Sadly in my house my husband doesn't see me as having any redeeming qualities of any kind. Since i don't work *as a wife should* and the fact that i do stay indoors 99% of the time why shouldn't i do all the housework, cleaning, cooking, washing, ironing, looking after the little man...that is MY job and i can accept that. The thing that pisses me off is that to him after me doing all that i have nothing attractive about me. He says i have "destroyed" him as a person, its me that has made him miserable and bad tempered. I am the one that has crushed his esteem - what a joke that is!

I blogged about this recently. When i first got with him 5 years ago when my recovery started, it was all hearts and flowers and he of course made me feel loved and attractive which made me feel more confident, over the years, things have deteriorated somewhat and the verbal abuse started causing my self esteem to plummet to hell. I am NOT saying he is the reason i have got sick again, but i am sure that its a contributing factor...maybe?

If he was disabled, of course i would not leave him. I LOVE my husband!

Sarah♥

Coffeecup said...

Sarah, I think it was Joan Rivers of all people who said regarding men, 'don't clean the linolium look good!' In a way she's right. Does it matter how hard you work in the home because it won't be appreciated? Your husband sounds like a bully. How anyone can speak to someone they are supposed to love in such demeaning and degrading terms I do not know? Why do you love him if he makes you feel responsible for his misery and thus your own? Is it your anxiety that tells you that you NEED him? The last thing that YOU need is to have your confidence smashed. Stop thinking about pleasing him and look after yourself. If he is that miserable why does he stick around? My experience is that only confidence is rewarded, if you are low and degraded, and give him these signals, he will believe them, and so will you, and down the cycle goes. Stop now! Start telling yourself your are wonderful and worthy, and believe it yourself, please!?

lady thinker said...

Oh Robert - I am so sorry - isn't life a SOD sometimes. I do hope your foot is much improved now. Although you can't get out to walk much in the sun I do hope you've been able to get some of this lovely weather - i picture you outside in a garden (?) with your foot up and being fussed over by your wife!
Interesting comments too - good to get to know more about you.
All the best 8-)

Dirty Butter said...

Just stopping by to see how things are going for you, and sorry to find that you have been dealing with this awful sounding foot!

I've never known anyone with Agoraphobia personally, but I do know that my Parkinson's has restricted what my DH and I are able to do together. And he's been really wonderful about making the adjustments. I am much more house bound than I used to be, as I cannot drive, thanks to one of my meds making me fall asleep at the wheel.

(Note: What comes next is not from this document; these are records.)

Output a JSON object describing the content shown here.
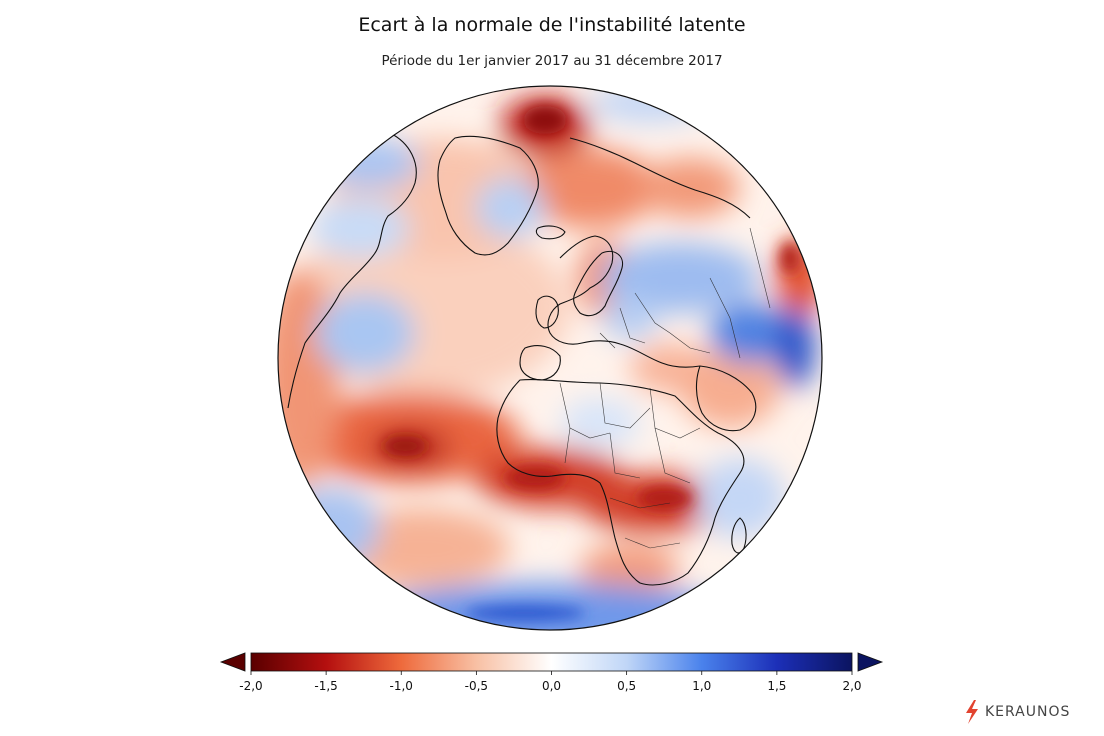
{
  "header": {
    "title": "Ecart à la normale de l'instabilité latente",
    "subtitle": "Période du 1er janvier 2017 au 31 décembre 2017"
  },
  "legend": {
    "ticks": [
      "-2,0",
      "-1,5",
      "-1,0",
      "-0,5",
      "0,0",
      "0,5",
      "1,0",
      "1,5",
      "2,0"
    ],
    "min": -2.0,
    "max": 2.0,
    "colors": {
      "neg_extreme": "#5a0000",
      "neg_strong": "#b40f0f",
      "neg_mid": "#ee6a3c",
      "neg_light": "#f8c0a4",
      "neutral": "#ffffff",
      "pos_light": "#c0d6f7",
      "pos_mid": "#4a82ec",
      "pos_strong": "#1c2fb8",
      "pos_extreme": "#0b1460"
    }
  },
  "map": {
    "projection": "orthographic",
    "variable": "instabilité latente"
  },
  "brand": {
    "name": "KERAUNOS",
    "icon": "lightning-bolt-icon",
    "color": "#e2432f"
  }
}
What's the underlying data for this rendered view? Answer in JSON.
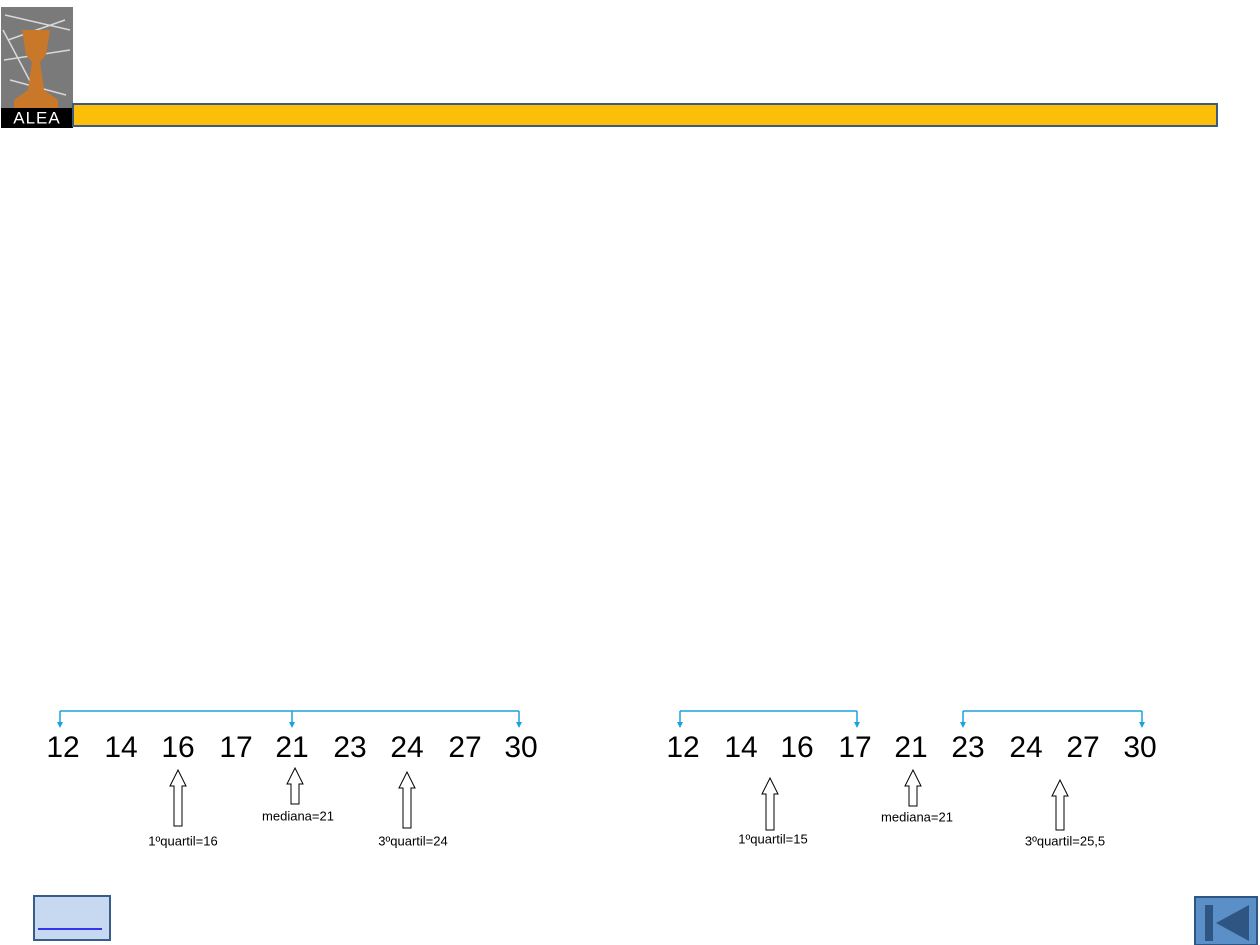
{
  "logo": {
    "text": "ALEA"
  },
  "diagrams": [
    {
      "numbers": [
        12,
        14,
        16,
        17,
        21,
        23,
        24,
        27,
        30
      ],
      "labels": {
        "q1": "1ºquartil=16",
        "median": "mediana=21",
        "q3": "3ºquartil=24"
      }
    },
    {
      "numbers": [
        12,
        14,
        16,
        17,
        21,
        23,
        24,
        27,
        30
      ],
      "labels": {
        "q1": "1ºquartil=15",
        "median": "mediana=21",
        "q3": "3ºquartil=25,5"
      }
    }
  ]
}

It amazes me that you have been able to accommodate Marie's problems as well as you have. But, I wonder, is there ever a time when you feel like you are an enabler, rather than a helpmete?

Sweet Pea 48 said...

Robert , you are a fantastic supportive husband. Your wife is lucky to have you. I do think you are right to be concerned about your wife if something should happen to you.
My dad was taking care of my mom, who is not agoraphobic but has a lot of health issues. Now he is sick and not sure he will be able to come back from this. Definitely my mom cannot handle things herself. Luckily my brother or I can step in and move them out of their house if need be. Hopefully,
you won't have to face anything like that but I really pray that Marie can eventually work on her problems and take the necessary baby steps to overcome the agoraphobia.

Robert said...

Hi Rosemary (Dirty Butter) and -

Thanks for stopping by & leaving a comment. Your last paragraph gave me the "push" to write down some of my thoughts and the result is my next post. Many thanks

Robert said...

Hi there sweet pea and welcome.

Thanks for the compliments (blush!).

Your parents are lucky to have you and your brother to care about them. I'm also lucky to have helpful children - who often help me look after Marie.